You will need to keep the feed to the vacuum motors under the dash. You will also need to keep the feed to the Carbon canister for the Emission system if it is being retained. If you have cruise control that has a vacuum interface, you will also need to keep that. The vacuum lines to the PCV and power brake systems need to be retained. If your distributor has a vacuum advance, you will need to keep the feed for that. If you are retaining the EGR system, you will need to feed that as well. Take careful note as to which accessories run off of throttle plate vacuum and which ones run off of manifold vacuum. As long as you keep items that were hooked to manifold vacuum and throttle plate vacuum hooked to their respective sources, you should be ok.

www.fitechefi.com has a technical support page that has some useful setup info. These systems take a lot of work to get peak performance out of them and can be very involved to set up.

Dave
 
The distributor will run off of "throttle plate" or "ported" vacuum. As does the EGR. Pretty much everything else will use manifold vacuum. There should be a decal under the hood which tells what goes to what on the original carb..

The EGR will go through a ported vacuum switch, which sends vacuum to the EGR valve only after the coolant temp gets to a particular low-temp threshold level.

I would think that FiTech tech literature would indicate which vacuum ports on their unit yield ported or manifold vacuum.
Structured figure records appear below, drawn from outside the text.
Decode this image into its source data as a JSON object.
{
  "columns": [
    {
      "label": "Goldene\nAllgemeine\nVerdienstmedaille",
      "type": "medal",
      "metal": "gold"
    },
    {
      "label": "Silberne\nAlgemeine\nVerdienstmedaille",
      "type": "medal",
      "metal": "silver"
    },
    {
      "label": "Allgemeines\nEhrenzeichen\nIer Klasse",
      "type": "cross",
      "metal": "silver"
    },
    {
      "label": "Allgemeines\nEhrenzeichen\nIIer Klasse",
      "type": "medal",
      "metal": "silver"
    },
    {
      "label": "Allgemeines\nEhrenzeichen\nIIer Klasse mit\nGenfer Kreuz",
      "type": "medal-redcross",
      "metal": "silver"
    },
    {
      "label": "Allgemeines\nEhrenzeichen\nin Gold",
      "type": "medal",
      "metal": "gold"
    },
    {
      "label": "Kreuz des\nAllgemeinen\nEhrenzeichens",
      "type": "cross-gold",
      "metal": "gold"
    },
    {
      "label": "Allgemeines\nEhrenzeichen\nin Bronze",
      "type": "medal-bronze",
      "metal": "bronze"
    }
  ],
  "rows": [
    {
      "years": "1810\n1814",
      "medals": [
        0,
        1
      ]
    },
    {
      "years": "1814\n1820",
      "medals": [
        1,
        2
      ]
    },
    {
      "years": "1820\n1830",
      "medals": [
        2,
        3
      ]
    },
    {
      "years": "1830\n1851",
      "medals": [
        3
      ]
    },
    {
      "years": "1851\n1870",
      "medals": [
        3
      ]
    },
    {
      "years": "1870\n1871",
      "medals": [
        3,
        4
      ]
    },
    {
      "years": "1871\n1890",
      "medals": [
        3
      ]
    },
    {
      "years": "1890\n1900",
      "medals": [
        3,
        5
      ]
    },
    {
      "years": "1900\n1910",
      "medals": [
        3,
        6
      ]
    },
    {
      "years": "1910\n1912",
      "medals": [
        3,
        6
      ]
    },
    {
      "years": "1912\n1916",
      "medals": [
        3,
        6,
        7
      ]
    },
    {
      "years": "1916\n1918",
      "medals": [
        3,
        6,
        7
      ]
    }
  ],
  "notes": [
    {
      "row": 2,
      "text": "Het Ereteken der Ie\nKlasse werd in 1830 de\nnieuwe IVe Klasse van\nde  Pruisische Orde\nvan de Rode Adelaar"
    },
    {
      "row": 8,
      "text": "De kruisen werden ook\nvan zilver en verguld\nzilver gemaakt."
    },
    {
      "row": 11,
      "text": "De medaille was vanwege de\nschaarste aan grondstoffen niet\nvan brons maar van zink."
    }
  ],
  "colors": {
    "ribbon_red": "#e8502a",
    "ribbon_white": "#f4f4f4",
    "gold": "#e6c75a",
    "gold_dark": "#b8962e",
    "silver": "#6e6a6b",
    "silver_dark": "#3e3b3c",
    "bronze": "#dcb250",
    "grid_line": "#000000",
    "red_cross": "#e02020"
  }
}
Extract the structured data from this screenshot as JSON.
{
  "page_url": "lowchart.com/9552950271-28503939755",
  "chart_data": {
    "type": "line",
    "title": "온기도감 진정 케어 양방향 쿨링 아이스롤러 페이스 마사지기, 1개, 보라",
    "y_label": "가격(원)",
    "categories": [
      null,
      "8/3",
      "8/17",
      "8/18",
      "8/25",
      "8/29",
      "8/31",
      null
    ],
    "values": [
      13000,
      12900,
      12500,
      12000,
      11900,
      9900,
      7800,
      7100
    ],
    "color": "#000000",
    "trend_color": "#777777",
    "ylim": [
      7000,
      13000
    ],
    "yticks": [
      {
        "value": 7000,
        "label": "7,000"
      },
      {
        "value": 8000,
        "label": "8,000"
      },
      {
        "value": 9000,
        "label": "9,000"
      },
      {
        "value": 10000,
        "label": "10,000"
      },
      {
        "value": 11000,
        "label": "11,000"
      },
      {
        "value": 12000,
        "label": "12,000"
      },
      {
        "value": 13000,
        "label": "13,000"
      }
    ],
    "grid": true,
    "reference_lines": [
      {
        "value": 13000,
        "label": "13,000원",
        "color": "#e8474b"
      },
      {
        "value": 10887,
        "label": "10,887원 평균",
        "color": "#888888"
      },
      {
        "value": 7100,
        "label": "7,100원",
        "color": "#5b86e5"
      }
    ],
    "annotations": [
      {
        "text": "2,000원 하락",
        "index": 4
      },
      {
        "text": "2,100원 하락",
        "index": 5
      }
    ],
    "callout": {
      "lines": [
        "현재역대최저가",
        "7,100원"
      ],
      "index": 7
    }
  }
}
Power Brake vacuum usually comes from a fitting which screws into a manifold runner itself, although some have a separate port on the back of the carb/FI unit just for that. HVAC vacuum and maybe cruise control vacuum can come from a vacuum tree that can also have the power brake vacuum nipple on it. Sometimes, the cruise control vacuum comes from the power brake booster check valve fitting.

PCV will be hooked to manifold vacuum, as will the carbon canister main vacuum source. It's not as onerous at it might sound if you understand how it all works and what makes it work.

IF you really want to see a vacuum hose "bad movie", look under the hood of a '85 Olds with their 307 V-8. Or a later '60s Ford V-8.